Acórdão do Tribunal da Relação de Lisboa
Processo:
8083/2005-4
Relator: DURO MATEUS CARDOSO
Descritores: COMPETÊNCIA MATERIAL
TRIBUNAL DO TRABALHO
Nº do Documento: RL
Data do Acordão: 02/22/2006
Votação: UNANIMIDADE
Texto Integral: S
Privacidade: 1
Meio Processual: AGRAVO
Decisão: NÃO PROVIDO
Sumário: Para se determinar a competência do Tribunal deve atentar-se nos termos em que foi proposta a acção quer quanto aos seus elementos objectivos quer quanto aos seus elementos subjectivos, ponderando-se a forma como se estrutura o pedido e os respectivos fundamentos, sendo irrelevantes as qualificações jurídicas feitas pelo autor ou mesmo o juízo de prognose que se possa fazer quanto à viabilidade da pretensão.
Fundamentando a Autora os pedidos formulados na acção que intentou contra o Estado Português na existência de uma relação jurídica de trabalho subordinado e na ilicitude da cessação de contrato invocando a pertinente factualidade, é de concluir que o litígio não emerge de uma relação jurídica de emprego público mas antes de uma relação laboral de direito privado, cabendo a sua apreciação aos Tribunal do Trabalho e não aos tribunais Administrativos.

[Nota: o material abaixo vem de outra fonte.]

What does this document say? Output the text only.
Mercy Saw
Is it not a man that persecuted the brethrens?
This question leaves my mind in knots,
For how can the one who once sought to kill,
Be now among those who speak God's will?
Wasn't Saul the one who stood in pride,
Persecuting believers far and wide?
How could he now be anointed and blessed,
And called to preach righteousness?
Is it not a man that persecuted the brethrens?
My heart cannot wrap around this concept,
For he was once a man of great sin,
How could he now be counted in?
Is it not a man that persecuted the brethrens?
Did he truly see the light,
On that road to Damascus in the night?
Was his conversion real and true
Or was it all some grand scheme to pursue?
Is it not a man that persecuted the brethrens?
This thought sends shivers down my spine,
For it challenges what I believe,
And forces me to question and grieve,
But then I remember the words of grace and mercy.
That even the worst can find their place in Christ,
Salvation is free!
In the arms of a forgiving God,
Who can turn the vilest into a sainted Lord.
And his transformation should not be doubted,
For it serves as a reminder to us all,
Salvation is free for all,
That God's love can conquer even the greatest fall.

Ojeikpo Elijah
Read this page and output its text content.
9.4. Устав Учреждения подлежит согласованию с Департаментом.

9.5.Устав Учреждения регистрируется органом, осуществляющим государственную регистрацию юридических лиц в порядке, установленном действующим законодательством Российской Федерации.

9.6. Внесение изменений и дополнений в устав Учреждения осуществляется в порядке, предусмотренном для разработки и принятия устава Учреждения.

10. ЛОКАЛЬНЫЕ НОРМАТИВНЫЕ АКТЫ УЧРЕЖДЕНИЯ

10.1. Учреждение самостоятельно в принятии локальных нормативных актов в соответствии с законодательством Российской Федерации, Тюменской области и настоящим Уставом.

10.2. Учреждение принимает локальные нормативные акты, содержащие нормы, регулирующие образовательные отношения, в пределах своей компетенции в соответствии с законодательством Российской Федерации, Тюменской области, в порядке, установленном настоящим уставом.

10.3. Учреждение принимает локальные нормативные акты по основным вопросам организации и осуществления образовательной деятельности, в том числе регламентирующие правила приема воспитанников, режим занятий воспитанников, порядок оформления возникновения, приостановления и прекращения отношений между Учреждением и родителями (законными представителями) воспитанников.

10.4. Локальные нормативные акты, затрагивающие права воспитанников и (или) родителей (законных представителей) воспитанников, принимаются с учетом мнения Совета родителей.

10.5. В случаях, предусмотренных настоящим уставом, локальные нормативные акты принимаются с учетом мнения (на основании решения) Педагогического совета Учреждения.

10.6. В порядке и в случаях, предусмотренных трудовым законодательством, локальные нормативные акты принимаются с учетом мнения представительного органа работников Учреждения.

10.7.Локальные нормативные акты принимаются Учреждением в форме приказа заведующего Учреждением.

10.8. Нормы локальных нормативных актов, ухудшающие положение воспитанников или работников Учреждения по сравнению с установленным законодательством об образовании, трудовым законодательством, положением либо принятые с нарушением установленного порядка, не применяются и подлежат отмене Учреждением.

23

Decisão Texto Integral: Acordam na Secção Social do Tribunal da Relação de Lisboa

I- (A), intentou no 2º Juízo, 1ª Secção do Tribunal do Trabalho de Lisboa, a presente acção declarativa de condenação, com processo comum, emergente de contrato de individual de trabalho, CONTRA,
ESTADO PROTUGUÊS.
II- PEDIU que se condene o réu a reconhecer a existência de uma relação de trabalho, titulada pelo contrato celebrado com a autora e, em consequência, declarada ilícita a cessação da relação laboral, devendo o R. ser ainda condenado a :
a) pagar à autora as quantias devidas a título de subsídios de férias, que à presente data totalizam € 5.985,57, acrescida de juros vencidos nos termos expostos, no montante de € 12.170,06 e de juros vincendos, às respectivas taxas legais, desde a data do vencimento até efectivo e integral pagamento;
b) a pagar à autora, a título de violação do direito de gozo de férias, a quantia global de € 14.964,00, acrescida de juros vincendos desde a data da citação até efectivo e integral pagamento;
c) pagar à autora as quantias devidas a título de subsídios de natal, que à presente data totalizam a quantia de € 4.073,50, acrescidas de juros vencidos e vincendos, às respectivas taxas legais, desde a data do vencimento até efectivo e integral pagamento;
d) pagar à autora a título de indemnização ( artigo 13º, nº 3 LCCT) a quantia de € 5.000,00, acrescida de juros vincendos desde a data da citação;
e) Mais requer que seja o R. condenado em indemnização não inferior a € 5.000,00, pela perda de rendimentos da autora.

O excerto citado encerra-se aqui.